Perhaps so, but not always. Some of more commonly used printed forms have limits on how long those payments can maintain the lease by the use of shut-in payments, and I am not sure how many of those would allow an operator to attempt to do this with oil (since the intent generally was for gas wells). And understand, I offered the above as just a hypothetical, since in practice most mineral owners would be happy to grant XYZ an extension to drill a second well if XYZ asked for it (sometimes even for no addn'l consideration).

You've been around this business awhile; how many times have you run into operators (generally more of the 'mom and pop' or small closely held variety) that cut a rig loose, only to realize or reevaluate a short time later and figure out that they should drill another well, but the current 'so so' producing well is still holding their lease? Such operators are sometimes willing to operate at a reasonable loss for a few rounds until they can get a rig back, believing that the next operation will bring them to profitability. If one evaluated well profitability (and by extension, paying quantities) based on a fixed and isolated period of time (say, six months or a year) in such a scenario, lessor could force the operator to temp.
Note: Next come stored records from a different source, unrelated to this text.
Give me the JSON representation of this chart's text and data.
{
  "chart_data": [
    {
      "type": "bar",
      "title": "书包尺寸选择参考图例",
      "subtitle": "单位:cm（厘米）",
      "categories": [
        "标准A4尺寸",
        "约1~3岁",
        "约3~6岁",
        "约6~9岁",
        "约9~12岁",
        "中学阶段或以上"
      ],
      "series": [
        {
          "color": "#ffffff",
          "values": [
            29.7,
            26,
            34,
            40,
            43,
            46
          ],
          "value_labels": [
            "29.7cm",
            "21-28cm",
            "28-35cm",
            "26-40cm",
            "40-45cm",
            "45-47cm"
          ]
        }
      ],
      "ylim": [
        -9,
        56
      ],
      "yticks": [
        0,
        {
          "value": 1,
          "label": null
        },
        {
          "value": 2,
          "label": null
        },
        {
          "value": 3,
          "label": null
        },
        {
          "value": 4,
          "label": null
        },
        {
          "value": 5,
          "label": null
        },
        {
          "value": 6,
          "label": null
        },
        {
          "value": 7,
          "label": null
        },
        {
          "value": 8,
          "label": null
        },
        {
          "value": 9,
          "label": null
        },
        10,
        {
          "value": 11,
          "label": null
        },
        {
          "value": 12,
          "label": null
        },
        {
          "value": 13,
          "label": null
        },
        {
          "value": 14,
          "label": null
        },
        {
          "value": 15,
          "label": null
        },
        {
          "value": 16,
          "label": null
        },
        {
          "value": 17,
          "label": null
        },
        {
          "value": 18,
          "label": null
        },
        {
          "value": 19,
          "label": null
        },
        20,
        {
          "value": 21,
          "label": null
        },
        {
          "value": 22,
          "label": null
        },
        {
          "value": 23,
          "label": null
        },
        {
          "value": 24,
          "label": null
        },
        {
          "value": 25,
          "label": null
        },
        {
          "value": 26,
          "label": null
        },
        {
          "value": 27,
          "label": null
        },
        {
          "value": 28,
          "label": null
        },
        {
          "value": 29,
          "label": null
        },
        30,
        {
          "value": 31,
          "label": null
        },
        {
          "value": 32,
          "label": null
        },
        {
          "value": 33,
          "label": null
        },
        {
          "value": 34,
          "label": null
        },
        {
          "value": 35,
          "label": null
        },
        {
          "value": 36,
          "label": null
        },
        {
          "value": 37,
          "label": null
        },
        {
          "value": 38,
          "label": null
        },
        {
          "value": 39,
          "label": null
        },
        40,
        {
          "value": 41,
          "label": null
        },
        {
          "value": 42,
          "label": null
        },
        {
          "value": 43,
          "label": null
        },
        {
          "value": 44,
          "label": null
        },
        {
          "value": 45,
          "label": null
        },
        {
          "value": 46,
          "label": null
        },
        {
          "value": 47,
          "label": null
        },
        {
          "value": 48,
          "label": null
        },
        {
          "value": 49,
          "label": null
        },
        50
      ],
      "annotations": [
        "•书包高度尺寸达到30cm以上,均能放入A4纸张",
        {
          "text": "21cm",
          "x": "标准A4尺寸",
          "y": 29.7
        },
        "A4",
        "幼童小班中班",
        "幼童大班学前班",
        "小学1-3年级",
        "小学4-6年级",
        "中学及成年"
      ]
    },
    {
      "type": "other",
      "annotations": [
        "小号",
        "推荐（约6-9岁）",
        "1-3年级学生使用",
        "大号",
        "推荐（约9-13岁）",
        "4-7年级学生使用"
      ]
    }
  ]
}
P&A, lease the property again, then reenter the well and effect their next set of operations (new well, rework, etc.). That would fit neither the reasonable nor prudent tests. For the sake of argument, let's assume that such an operation occurred well after the primary term had lapsed, on a partially depleted reservoir, on a lease without a Pugh clause. Many of the lease forms I deal with specifically limit the shut-in provisions to use no longer than five years past the end of the primary term (and many attorneys limit it further by retooling the language to no more than two consecutive years, and two years past primary term.) I really don't want to get lost in the example, though.

IMHO, the whole point of leaving 'paying quantities' to judicial determination is that the system can be taken advantage of, but there are 'good' operators out there acting in everyone's best interest that will from time to time be willing to take a hit for a little while on a couple of wells while they retool and put together a better program to bring wells and fields to the next level of viability. It's up to the court, on a case-by-case basis, to sort the 'good guys' from the 'rats', and to determine whether the operator is acting with good intentions to bring their well or lease back to viability, or merely establishing a ruse to hold onto a lease (usually because of a situationin which the lease rights are more valuable than the well(s)).
Yes, however, having the ability to call upon a workover rig and have them on the pad in ninety days somtimes becomes a problem.

Sometimes the source of the problem is one of cash flow. One could stand to lose a few thousand per month on a limited basis rather than incurred many more thousands worth of operations that have to be paid at the time that services is rendered, lest incurring the dreaded M&M lien on your wellbore, due and payable plus legal interest. Granted, these would be unusual circumstances, but I have had to work with clients in some 'unusual circumstances' in the past.

Naturally, as a landman, I would always recommend that the client protect their lease(s) by obtaining ratifications and/or extensions whenever one comes into these sorts of unusual circumstances. And it would be great if all that were in the O&G business simply had the resources available at all times to operate timely and efficiently. Unfortunately, not all can, or do, and I would believe the number of incidences where these sorts of situations come up will increase in the near term due to decreasing revenues from the fall in oil and natural gas prices.